What? Lumayan itu kalo aku ngasih nilai kesiwa berarti C? Masa sudah abis-abisan gini, lumayan, sih? Pelit amat.
Melalui jendela kaca, kulihat kakak beradik itu menuju meja makan. Beberapa menit setelah menyiram bunga aku mendekati wastafel.
Han masih di meja makan saat aku mencuci piring. Posisiku membelakanginya. Sebentar-sebentar aku menoleh ke arahnya, berharap Han sedang tertangkap basah sedang menatapku. Tapi ... onde mande, tidak sekali pun matanya menatapku. Pengen menyelam ke air cucian piring ini deh, rasanya. Biarlah aku menghilang bersama busa sabun cuci karena harga diriku dicampakkan. Hiks!
Tiba-tiba aku ada ide. Kuraih gawai di saku baju dan memasang kamera depan. Lalu, menggeser sedikit badan dan meletakkan gawai di depanku, semoga Han tidak menyadari benda ini. Setelah itu aku menggeser tubuh dan melanjutkan mencuci piring dengan hati-hati, supaya gawaiku tidak terkena cipratan air.

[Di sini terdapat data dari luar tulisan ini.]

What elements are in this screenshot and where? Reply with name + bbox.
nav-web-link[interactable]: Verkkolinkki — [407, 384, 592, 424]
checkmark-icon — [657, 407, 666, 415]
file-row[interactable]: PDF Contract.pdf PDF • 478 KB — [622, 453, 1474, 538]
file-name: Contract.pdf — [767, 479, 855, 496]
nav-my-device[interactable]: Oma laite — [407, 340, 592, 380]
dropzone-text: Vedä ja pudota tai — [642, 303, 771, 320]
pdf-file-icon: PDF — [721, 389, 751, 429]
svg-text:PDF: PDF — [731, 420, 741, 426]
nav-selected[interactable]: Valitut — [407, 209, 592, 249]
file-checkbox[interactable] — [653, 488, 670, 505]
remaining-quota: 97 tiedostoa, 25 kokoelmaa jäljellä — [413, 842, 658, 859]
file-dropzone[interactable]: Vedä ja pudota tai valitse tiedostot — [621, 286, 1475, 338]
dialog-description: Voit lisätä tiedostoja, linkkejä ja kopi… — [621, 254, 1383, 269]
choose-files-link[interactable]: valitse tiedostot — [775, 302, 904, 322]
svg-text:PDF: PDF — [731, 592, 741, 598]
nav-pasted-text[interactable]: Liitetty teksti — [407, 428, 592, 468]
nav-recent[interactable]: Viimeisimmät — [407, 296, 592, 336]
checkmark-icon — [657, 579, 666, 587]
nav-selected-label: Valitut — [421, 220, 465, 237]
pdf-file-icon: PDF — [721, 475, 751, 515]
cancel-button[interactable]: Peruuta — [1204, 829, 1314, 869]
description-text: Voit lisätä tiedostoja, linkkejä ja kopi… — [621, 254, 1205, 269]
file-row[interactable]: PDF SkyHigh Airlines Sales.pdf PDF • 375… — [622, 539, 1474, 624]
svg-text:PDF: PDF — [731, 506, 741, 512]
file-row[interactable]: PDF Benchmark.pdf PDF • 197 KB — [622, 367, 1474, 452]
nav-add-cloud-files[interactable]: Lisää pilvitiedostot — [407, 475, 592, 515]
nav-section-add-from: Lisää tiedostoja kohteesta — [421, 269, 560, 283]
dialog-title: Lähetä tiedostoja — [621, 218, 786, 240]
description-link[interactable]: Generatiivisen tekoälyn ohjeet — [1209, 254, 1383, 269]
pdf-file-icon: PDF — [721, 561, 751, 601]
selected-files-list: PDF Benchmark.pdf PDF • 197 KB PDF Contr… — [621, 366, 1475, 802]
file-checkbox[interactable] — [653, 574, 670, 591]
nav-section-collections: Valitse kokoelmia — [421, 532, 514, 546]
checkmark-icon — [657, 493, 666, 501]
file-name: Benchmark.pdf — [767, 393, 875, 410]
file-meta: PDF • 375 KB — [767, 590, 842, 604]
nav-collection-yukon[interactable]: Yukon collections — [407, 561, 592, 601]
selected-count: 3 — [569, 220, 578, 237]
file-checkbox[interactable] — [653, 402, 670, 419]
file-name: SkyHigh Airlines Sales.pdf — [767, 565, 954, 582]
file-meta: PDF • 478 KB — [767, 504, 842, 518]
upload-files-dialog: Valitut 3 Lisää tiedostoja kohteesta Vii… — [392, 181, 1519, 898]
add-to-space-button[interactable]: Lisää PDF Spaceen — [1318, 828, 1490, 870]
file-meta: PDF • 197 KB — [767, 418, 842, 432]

Sambil mencuci dengan perlahan aku memperhatikan layar gawai yang menyorot tepat ke wajah suamiku di belakang sana. ‘Hohoho ... lihat matamu itu, Sayang ... bibirmu bisa saja bilang lumayan, tapi matamu jelas tak bisa berbohong, kau tak berhenti menatapku sambil makan kacang!’ Aku puas, Esmeralda ... puas ... sekali, sambil tertawa lebar seperti Mak Lampir, tapi di dalam hati.
Lalu ... dua atau mungkin tiga menit kemudian sepertinya Han menyadari gawaiku. Matanya membulat dengan mulut ternganga. Tepat saat itu aku membalikkan badan dan mengedipkan sebelah mata padanya.
‘Ting!’
Han tersedak kacang dan cepat-cepat mencari air minum. Hahaha ... berhasil! Sedikit demi sedikit aku mulai mengenalmu, suamiku. Hmm ... tunggu saja pulang nanti, akan kukeluarkan jurus untuk menggodamu. Jika tak mempan jurus rayuan, akan kukeluarkan jurus karate. Hahaha, aku tertawa jahat.
“Sayang, kita pulang siang ini, ‘kan?” tanyaku sambil mengerling. ‘Ririn ... pede banget sih kamu manggil dia sayang sayang segala? Dia aja nggak pernah? Biar aja, memang aku sayang beneran, kok!’ Dua sisi hatiku saling bersahutan.
Han mengangguk sambil mengelap dagunya yang basah. Sepertinya ia tersedak dua kali, tadi kacang, sekarang air. Mungkin karena aku memanggilnya ‘sayang.’ Aku terkikik.